Sunday, November 01, 2009

Crazy weekend

So, what I was going to do this weekend was re-work how our git branches are organized, creating a testing branch called "too", and work on getting the new Funtoo/OpenRC network scripts finalized.

What I *actually* did was try to reload one of my servers -- and ran into lots of problems. This process actually started the middle of last week, sucking up my after-work hours. I wanted to reload one of my Nehalem servers, and for some reason -- the thing just wouldn't boot. I tried rolling back firmware. I tried using known-good kernels. I tried using an exact replica of my *working* identical Nehalem server, so it was basically set up totally identically to my other box, and the thing still wouldn't boot. Everything I tried, it complained about an unknown block device and that it was unable to mount the root filesystem. But the strange thing was -- sysrescuecd could access the disk just fine. And I created a minimal initrd with "bash" and "mount" on it, and I was able to mount the root filesystem just fine with no extra modules required.

I found the solution around 2:30 AM last night - for some reason, the kernel auto-detection of what filesystem is on the partition was consistently failing. If I pass a "rootfstype=ext3" kernel boot option, everything works. But if I leave my "root=/dev/sda3" boot option to fend for itself, the thing won't boot. I've never ran into this behavior before.

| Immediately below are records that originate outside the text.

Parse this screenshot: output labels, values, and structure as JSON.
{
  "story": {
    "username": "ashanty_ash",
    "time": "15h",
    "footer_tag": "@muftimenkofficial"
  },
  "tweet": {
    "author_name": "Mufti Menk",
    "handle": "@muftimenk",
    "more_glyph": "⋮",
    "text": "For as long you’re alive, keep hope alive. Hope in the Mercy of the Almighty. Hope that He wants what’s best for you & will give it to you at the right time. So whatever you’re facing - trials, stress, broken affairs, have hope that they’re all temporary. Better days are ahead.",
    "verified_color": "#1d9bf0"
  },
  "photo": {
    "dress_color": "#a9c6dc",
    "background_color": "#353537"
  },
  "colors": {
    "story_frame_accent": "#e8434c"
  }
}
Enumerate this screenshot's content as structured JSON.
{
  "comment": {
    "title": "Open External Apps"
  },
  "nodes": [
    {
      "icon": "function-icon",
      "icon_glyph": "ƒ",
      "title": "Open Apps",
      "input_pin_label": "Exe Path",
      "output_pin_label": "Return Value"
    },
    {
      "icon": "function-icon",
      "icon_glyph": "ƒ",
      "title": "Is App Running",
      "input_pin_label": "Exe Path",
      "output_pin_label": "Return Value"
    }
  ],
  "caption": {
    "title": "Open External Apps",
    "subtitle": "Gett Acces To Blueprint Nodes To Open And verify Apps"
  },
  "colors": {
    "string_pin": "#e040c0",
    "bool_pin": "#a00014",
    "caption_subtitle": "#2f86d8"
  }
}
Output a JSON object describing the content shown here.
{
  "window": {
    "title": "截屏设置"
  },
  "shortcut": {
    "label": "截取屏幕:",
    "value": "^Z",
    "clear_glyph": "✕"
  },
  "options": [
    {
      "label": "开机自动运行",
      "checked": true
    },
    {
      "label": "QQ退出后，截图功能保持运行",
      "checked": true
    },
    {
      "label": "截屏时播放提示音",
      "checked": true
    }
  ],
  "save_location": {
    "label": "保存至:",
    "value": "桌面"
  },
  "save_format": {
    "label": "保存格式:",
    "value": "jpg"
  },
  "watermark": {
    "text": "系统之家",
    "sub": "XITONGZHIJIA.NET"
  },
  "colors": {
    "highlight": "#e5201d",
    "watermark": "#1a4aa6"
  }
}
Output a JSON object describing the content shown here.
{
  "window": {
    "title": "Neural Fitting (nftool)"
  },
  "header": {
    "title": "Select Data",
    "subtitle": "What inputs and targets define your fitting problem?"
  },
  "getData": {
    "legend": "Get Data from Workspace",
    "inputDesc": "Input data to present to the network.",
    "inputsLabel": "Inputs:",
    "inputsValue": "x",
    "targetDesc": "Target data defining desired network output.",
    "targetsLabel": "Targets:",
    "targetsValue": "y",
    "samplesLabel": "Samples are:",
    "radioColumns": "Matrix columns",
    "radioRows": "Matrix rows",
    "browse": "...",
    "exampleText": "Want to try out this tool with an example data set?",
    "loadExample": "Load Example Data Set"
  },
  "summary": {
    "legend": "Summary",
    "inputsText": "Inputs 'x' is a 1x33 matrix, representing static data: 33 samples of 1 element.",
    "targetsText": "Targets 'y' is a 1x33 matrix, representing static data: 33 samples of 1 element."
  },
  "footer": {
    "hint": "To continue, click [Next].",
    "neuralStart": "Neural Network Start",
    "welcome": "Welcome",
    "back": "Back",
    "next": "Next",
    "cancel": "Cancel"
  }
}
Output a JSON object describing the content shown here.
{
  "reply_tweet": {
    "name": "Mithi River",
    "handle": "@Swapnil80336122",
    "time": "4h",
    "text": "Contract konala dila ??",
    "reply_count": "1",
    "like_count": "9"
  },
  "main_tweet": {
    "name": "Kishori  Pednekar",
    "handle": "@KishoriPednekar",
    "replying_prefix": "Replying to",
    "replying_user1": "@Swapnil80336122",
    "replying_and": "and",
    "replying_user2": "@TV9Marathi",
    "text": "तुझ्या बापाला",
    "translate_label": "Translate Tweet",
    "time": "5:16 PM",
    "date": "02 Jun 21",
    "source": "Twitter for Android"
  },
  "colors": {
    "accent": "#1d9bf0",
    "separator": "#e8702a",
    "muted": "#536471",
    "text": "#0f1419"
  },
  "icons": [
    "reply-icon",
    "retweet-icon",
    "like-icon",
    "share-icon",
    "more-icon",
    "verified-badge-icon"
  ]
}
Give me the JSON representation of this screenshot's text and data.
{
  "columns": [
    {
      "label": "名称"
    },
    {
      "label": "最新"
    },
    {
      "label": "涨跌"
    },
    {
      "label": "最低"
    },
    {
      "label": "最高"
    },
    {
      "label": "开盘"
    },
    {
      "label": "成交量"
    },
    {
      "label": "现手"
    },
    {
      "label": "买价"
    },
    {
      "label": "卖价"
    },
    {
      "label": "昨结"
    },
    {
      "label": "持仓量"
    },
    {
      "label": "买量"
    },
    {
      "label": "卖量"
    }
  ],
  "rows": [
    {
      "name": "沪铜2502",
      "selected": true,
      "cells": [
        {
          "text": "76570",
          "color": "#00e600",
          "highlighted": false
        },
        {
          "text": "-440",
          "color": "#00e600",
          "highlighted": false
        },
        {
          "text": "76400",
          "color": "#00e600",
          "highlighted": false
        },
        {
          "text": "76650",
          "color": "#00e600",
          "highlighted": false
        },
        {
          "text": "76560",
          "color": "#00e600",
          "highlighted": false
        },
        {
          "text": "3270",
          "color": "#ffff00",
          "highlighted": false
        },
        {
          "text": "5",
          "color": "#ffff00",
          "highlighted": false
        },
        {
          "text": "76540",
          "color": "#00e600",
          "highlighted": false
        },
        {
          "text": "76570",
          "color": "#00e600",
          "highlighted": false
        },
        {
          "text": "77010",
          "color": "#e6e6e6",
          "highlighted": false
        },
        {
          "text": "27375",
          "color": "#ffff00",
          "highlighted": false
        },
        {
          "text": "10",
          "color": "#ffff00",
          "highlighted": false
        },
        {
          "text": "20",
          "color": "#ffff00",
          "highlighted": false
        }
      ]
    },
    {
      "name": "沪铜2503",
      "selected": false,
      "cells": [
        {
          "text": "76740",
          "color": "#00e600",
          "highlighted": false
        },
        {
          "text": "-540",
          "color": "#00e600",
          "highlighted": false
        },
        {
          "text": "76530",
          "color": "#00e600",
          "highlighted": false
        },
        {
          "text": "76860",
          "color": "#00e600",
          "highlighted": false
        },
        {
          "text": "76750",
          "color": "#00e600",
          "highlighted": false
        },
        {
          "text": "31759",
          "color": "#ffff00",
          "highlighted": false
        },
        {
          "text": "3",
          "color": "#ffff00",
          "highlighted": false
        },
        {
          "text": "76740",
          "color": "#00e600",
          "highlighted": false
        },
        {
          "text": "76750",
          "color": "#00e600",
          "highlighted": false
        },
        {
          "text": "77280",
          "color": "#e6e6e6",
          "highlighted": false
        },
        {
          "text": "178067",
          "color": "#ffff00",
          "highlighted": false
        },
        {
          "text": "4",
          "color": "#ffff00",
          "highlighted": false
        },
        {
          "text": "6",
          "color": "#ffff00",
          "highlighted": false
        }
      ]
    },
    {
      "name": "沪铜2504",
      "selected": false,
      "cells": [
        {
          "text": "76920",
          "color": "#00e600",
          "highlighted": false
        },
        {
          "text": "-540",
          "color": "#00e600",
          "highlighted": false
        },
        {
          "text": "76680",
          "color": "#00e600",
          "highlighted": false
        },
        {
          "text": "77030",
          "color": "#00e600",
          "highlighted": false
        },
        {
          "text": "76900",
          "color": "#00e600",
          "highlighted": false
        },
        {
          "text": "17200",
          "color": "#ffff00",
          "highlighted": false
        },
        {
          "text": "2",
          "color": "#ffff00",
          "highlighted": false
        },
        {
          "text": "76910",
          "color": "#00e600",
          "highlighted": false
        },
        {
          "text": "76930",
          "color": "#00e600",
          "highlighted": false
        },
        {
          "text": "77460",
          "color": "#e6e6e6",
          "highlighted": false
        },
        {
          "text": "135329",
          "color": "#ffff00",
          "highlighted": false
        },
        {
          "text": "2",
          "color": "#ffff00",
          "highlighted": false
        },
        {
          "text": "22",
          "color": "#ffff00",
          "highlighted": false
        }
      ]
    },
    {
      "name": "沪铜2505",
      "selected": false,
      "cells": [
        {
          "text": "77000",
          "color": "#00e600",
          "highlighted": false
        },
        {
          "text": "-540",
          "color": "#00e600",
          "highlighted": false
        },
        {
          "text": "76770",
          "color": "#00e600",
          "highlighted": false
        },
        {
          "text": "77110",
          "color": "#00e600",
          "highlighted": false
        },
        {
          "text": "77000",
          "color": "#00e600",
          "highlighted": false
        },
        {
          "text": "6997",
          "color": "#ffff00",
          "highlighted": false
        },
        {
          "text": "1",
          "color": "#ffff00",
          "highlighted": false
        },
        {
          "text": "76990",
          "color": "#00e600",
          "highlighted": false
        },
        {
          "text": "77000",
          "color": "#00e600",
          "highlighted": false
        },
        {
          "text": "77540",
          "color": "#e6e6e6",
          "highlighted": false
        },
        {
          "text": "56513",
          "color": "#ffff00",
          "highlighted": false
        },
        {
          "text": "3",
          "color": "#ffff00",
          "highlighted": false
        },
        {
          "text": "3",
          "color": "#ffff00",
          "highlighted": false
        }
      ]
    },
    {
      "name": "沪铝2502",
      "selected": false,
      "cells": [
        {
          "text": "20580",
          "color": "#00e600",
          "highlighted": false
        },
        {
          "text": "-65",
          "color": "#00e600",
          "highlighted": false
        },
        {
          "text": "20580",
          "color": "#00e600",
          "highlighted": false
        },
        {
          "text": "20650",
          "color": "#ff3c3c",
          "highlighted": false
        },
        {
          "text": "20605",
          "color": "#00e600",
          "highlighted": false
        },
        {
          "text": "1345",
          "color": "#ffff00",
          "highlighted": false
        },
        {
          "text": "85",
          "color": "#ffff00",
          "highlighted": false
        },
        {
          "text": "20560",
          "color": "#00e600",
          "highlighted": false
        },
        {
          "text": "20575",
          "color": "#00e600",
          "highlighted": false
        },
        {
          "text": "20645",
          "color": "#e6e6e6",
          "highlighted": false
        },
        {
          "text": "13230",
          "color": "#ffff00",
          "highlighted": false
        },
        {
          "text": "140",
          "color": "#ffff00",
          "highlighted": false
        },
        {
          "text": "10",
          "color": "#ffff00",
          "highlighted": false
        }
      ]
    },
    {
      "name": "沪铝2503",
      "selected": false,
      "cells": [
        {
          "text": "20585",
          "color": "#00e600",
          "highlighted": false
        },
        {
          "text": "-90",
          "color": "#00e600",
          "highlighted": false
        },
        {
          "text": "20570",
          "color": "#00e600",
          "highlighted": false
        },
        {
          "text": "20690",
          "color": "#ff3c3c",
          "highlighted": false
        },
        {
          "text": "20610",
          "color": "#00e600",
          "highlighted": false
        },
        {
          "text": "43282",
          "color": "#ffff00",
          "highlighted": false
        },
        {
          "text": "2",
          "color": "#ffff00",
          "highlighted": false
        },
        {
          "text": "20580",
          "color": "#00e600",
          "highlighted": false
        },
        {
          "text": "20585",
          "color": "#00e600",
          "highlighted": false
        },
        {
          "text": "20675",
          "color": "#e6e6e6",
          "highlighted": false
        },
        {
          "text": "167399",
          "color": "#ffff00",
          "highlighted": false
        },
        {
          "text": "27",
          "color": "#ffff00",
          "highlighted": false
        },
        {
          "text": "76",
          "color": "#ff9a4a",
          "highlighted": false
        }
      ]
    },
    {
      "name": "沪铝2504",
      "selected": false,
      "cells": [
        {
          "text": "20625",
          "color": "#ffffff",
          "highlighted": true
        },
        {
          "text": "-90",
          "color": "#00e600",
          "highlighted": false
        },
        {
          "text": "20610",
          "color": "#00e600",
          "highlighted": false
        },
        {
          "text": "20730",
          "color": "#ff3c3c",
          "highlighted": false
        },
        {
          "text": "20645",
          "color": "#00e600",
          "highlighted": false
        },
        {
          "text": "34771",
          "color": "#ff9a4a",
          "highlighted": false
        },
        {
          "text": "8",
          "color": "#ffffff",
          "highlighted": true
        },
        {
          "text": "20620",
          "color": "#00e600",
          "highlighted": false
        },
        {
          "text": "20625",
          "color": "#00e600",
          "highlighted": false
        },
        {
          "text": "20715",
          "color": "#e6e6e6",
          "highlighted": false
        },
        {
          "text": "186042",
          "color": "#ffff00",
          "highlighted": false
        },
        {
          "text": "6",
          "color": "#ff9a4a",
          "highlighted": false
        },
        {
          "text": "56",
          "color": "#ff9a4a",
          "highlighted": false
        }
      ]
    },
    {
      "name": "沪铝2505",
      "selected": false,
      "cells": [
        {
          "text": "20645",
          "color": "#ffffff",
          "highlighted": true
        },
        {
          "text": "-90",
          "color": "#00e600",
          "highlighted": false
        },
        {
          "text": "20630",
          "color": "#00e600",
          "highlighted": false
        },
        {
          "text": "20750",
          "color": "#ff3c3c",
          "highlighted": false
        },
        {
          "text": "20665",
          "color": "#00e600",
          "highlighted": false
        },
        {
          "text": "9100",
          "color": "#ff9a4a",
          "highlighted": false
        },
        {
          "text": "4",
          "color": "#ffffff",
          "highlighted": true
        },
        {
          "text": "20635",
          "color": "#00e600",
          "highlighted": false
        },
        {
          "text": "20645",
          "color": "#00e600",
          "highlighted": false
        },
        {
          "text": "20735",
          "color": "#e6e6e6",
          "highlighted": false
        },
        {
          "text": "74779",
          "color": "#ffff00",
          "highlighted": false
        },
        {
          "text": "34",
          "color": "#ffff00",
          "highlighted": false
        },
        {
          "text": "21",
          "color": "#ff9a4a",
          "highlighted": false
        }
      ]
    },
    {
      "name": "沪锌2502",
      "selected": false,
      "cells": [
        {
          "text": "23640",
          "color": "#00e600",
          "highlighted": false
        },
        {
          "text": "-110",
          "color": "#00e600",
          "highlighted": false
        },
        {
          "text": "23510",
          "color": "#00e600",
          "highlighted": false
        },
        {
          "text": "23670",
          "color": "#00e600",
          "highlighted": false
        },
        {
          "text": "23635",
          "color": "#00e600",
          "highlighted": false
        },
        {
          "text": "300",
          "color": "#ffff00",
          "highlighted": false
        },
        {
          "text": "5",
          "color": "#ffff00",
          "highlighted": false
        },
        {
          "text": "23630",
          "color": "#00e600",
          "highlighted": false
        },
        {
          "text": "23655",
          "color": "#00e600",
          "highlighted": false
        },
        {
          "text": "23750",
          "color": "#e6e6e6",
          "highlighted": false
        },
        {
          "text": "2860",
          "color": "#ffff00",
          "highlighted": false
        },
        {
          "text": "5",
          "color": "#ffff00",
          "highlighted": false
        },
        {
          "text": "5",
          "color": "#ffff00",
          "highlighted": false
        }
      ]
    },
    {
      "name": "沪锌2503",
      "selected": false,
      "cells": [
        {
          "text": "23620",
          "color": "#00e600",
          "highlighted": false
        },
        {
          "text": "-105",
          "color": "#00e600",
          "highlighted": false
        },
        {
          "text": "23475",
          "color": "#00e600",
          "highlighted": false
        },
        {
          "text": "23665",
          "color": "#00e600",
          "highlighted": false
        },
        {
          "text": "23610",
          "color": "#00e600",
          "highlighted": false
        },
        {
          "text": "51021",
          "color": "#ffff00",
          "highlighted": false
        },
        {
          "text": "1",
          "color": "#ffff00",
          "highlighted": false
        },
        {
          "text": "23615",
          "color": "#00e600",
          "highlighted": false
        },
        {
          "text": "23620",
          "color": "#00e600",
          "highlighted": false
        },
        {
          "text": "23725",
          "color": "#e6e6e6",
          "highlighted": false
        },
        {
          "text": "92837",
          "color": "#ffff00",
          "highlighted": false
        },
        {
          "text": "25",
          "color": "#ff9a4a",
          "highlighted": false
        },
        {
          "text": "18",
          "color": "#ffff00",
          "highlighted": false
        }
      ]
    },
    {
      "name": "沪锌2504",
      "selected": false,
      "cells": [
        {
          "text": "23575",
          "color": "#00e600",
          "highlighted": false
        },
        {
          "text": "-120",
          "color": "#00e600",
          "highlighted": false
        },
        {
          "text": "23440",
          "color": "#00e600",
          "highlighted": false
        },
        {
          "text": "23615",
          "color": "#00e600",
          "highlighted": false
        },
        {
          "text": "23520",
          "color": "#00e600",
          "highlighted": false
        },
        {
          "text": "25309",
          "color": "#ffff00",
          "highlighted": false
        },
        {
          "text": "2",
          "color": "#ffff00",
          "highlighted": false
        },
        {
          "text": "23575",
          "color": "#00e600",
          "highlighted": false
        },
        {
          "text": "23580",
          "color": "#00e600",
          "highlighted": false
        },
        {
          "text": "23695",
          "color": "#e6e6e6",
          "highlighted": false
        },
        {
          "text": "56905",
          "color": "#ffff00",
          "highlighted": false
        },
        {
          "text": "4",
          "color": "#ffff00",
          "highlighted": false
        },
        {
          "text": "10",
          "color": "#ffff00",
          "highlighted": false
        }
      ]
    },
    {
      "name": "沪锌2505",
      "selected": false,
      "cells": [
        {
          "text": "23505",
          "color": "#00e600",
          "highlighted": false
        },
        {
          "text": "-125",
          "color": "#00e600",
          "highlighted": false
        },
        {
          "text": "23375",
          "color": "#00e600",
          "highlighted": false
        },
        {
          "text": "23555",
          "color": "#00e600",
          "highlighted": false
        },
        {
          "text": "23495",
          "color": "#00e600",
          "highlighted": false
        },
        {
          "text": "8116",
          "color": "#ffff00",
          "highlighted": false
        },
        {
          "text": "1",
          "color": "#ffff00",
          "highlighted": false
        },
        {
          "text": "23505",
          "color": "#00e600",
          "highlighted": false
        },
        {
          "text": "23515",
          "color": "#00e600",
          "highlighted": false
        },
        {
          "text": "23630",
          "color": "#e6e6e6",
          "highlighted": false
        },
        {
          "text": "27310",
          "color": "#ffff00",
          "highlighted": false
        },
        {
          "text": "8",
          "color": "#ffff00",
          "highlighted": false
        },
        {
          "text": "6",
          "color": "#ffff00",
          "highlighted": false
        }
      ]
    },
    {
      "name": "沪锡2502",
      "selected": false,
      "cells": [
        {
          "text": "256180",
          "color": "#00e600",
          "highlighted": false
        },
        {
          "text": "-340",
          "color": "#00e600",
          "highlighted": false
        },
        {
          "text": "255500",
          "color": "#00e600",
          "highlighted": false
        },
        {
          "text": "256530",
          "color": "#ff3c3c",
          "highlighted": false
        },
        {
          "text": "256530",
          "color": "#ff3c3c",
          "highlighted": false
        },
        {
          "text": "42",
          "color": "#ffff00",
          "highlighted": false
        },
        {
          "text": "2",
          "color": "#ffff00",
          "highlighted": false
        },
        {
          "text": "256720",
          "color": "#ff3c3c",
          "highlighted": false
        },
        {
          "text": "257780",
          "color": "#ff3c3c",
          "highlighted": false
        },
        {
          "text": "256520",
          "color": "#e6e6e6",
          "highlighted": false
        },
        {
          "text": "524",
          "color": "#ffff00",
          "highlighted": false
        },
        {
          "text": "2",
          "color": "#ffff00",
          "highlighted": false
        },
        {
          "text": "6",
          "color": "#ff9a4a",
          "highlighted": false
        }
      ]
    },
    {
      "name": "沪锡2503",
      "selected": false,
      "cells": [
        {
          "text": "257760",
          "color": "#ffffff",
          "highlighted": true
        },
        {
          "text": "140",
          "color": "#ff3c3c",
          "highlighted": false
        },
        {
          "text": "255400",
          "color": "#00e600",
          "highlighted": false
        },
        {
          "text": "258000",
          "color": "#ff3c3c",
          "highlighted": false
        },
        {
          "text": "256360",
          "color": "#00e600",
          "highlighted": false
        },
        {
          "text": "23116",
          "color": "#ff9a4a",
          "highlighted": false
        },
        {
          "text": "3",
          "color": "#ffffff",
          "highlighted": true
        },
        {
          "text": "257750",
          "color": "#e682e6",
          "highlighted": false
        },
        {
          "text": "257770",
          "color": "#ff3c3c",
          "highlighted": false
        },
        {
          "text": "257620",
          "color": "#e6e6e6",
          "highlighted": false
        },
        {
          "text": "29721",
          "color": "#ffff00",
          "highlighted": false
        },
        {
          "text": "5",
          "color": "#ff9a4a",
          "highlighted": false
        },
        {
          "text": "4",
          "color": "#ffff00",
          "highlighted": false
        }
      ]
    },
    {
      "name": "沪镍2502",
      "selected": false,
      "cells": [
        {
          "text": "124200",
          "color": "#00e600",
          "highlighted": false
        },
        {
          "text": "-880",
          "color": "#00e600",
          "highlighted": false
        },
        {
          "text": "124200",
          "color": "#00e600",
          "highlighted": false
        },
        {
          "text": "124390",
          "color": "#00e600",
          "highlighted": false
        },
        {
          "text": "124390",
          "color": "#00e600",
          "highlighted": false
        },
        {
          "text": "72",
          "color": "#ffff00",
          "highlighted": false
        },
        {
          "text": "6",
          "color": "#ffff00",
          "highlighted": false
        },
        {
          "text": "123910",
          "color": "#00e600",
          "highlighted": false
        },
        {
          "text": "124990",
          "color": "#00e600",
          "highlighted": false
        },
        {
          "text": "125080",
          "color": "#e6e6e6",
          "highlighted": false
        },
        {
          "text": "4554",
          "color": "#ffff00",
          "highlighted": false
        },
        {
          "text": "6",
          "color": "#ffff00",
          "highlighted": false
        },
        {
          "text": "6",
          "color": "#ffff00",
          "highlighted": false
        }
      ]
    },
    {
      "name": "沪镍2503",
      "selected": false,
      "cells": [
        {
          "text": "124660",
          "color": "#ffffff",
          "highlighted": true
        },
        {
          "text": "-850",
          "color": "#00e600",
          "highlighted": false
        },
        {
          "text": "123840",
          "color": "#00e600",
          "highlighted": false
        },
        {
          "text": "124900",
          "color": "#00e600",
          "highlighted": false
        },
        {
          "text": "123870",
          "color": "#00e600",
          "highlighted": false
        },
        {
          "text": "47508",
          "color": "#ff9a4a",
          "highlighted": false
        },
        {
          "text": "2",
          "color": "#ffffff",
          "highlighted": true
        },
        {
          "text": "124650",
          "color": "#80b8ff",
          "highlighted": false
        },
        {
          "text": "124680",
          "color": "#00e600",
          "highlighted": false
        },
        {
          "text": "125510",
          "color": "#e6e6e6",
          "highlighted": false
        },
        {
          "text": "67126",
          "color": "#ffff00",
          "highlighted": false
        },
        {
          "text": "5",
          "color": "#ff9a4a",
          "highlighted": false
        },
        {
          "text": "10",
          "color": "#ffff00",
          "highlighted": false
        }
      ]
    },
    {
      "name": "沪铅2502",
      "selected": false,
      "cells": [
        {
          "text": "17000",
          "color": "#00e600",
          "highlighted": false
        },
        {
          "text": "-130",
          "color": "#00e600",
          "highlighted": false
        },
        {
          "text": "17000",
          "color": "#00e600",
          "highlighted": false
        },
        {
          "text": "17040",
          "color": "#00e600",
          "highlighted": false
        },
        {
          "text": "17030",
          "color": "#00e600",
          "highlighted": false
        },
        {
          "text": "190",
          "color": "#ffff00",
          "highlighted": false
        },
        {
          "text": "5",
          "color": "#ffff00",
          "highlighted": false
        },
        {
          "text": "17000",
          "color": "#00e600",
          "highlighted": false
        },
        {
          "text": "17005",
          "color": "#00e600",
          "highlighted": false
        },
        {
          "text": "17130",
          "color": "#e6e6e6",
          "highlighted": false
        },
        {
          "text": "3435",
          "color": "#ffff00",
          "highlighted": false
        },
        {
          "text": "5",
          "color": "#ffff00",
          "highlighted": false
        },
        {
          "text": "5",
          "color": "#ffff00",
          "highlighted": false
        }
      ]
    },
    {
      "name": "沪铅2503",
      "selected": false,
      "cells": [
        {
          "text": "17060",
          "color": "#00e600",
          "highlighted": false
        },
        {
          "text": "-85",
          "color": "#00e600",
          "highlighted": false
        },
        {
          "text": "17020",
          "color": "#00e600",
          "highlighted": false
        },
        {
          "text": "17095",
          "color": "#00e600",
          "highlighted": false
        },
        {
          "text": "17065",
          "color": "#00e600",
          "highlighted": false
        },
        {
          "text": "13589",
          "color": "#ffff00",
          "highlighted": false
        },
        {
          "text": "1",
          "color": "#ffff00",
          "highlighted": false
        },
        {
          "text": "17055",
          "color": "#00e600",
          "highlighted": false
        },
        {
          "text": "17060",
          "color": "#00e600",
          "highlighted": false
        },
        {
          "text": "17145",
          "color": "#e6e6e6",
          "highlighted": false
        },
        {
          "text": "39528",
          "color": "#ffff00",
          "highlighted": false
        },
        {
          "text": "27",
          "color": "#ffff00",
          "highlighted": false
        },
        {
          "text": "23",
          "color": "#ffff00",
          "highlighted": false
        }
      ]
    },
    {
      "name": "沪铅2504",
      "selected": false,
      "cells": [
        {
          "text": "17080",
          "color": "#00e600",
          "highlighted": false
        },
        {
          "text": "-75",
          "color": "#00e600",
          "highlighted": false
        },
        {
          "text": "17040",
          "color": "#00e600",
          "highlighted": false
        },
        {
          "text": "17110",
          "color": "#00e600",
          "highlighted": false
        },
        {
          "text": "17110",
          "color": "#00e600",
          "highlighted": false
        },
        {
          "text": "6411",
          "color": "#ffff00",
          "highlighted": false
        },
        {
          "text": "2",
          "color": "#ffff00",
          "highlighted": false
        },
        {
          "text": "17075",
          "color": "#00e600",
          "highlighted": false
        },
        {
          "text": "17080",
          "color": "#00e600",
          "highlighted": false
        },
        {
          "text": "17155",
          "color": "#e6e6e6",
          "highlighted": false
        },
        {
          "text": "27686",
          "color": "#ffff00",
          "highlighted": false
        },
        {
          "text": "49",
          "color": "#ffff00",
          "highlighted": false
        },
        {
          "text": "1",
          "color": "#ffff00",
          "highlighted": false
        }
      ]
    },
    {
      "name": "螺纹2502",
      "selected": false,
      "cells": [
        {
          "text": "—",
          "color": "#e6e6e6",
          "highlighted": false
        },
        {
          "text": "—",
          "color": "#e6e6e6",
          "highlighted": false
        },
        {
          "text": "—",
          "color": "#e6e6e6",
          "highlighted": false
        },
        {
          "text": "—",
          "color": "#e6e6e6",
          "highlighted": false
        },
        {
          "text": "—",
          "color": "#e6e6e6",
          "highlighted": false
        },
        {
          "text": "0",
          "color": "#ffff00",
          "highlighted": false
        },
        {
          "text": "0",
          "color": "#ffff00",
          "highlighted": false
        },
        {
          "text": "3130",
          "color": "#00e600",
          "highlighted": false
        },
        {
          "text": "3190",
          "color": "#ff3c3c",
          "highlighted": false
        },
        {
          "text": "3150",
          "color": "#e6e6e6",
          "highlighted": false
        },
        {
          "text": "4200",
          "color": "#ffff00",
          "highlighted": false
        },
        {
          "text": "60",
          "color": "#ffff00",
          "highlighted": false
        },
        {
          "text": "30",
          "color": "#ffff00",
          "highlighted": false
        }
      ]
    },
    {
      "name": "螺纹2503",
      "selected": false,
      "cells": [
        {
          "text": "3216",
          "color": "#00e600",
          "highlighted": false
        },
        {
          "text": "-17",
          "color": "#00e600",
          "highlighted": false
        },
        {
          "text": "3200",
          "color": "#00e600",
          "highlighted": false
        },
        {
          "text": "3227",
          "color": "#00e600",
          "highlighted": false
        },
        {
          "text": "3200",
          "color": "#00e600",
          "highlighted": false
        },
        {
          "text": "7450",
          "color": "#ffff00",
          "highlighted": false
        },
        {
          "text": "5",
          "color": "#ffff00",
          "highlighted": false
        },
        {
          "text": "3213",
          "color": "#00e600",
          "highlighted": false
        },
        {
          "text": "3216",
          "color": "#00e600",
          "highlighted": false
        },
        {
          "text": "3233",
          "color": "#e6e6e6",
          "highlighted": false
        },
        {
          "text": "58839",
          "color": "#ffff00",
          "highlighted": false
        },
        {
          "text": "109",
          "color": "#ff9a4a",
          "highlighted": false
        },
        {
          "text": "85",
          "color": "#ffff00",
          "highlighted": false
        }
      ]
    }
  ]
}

But thinking about it, the "rootfstype" option makes a lot of sense. I don't want to rely on my kernel auto-detecting the type of my filesystem by itself - especially now that I've seen it fail so badly. Apparently some funky data on your block devices can cause this auto-detection to bite it pretty hard.

All that to say -- I had a crazy weekend. 20 hours of troubleshooting.

But there's some good things that are going to come out of it - I am going to fork the Gentoo GRUB package, which needs quite a bit of love. It's time to get GPT partitioning documented properly and grub-1.97 supported offiicially as it is in Ubuntu. So expect to see some things related to that soon.

4 comments:

jsn said...

I suppose it's "File Systems" / "Advanced partition selection" checkbox in kernel config. Is it checked in yours? It screwed up fs type autodetect more than once for me.

Daniel Robbins said...

Yes, it's on. I need it for GPT partition table support. It's turned on on my other machine, and it's working fine over there without rootfstype=.

Casidiablo said...

Hi Daniel... I'd like to know why don't you have grub-9999 in the funtoo's portage tree? Are you adding it in the near future? or is there any problem with it?

Thank you so much.

Daniel Robbins said...

Casidiablo, this is because we have a much-enhanced GRUB 2 userland - see http://www.funtoo.org/en/projects/grub/ - because of our patches, I am not offering an SVN version (too risky.)

I will be posting about the new GRUB soon.